Thursday, October 6, 2011
A CASE OF MISTAKEN IDENTITY
Three different yet linked thoughts came together earlier this evening as I made our way home from an away school volleyball match. Driving east on the Long Island Expressway I noticed the white lights, and flashing blue tail light of a helicopter hovering in the mid-distance, some five miles ahead of me, at an elevation of thirty degrees and thought: What are they doing? I then recalled a recent report on the BBC News website. I will put the link here:
http://www.bbc.co.uk/news/uk-england-tyne-15165928
But as the BBC will probably at some future moment delete this story I will quote from the headline in full:
A rescue search was carried out off the coast of Tynemouth Longsands after a member of the public mistook the planet Jupiter for a distress flare. (BBC Report October 4th, 2011.)
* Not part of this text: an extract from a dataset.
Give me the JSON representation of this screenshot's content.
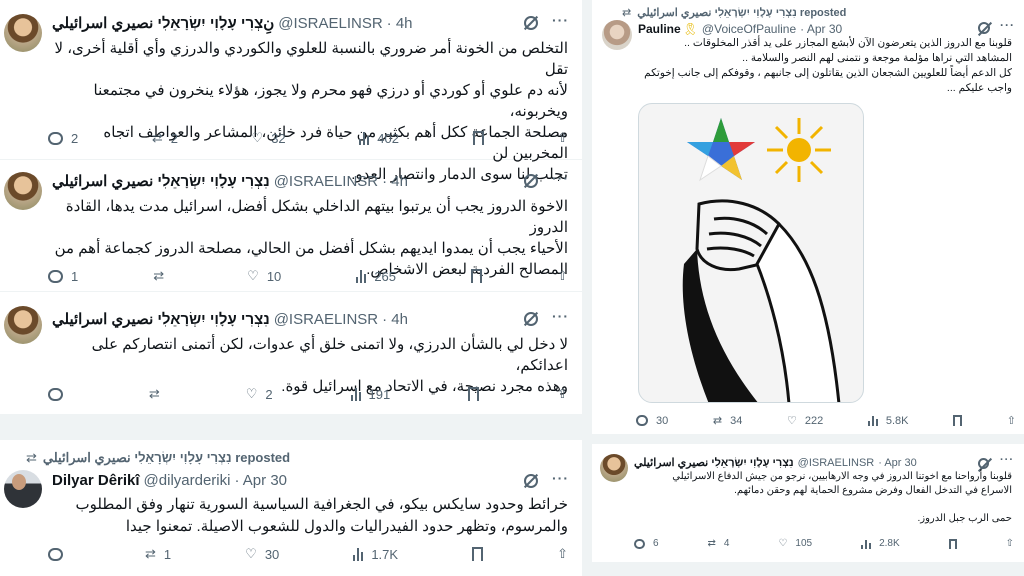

And then the personal thought, or rather memory. It’s one of my naval stories, so if you wish to climb on a chair and swing the lamp in your room I won’t blame you.
When I was… No, please let be begin again. I was serving in the Type 21 frigate, HMS ACTIVE. It was the late autumn of 1990, and we were heading west across the Atlantic Ocean to assume duties as the West Indies Guard Ship. Via Bermuda, where we would have to spend at least four days – necessary for reasons both operational and otherwise. And on night five of that transit, I was on watch on the bridge.
Not the Officer of the Watch, you have to understand, but as his (and it was masculine at the time) deputy. The Second Officer of the Watch. An understudy. A student. I was certainly that, yet studying hard in matters navigation and radar, hoping to gain my watch-keepers “ticket” within the next year. Those were the times when Chaplains were permitted, even encouraged to do such things. Such attitudes changed, however, and when the new Chaplaincy Services branch was created in 1996, their message to all priests and ministers was to stop such non –religious activity and participation. Whatever.
I was on watch on the bridge. The Officer of the Watch was one Perrin Towler. He and I had become good allies in many an occasion and run ashore, as well as matters pastoral, and developed a firm trust. And it was one-thirty in the morning. Both of us were perplexed at a yellow light that seemed to be flashing blue miles ahead of us, at an elevation of about thirty degrees. We peered at this sighting through binoculars, through the bridge window and out from the bridge wing. And there was nothing on the radar. Yet it seemed to be moving. An aircraft? Probably a helicopter. But this far out? Ten minutes passed, and eventually Reggie (that is Perrin) said, “I think we’d better alert the captain. “Captain, Sir, Officer of the Watch ….”
Captain Mike Johnson, Royal Navy arrived on the bridge two minutes later. He picked up a pair of binoculars and briefly examined that light. He looked at the compass, and then at his watch, and announced: That is the planet Jupiter. Good night, gentlemen!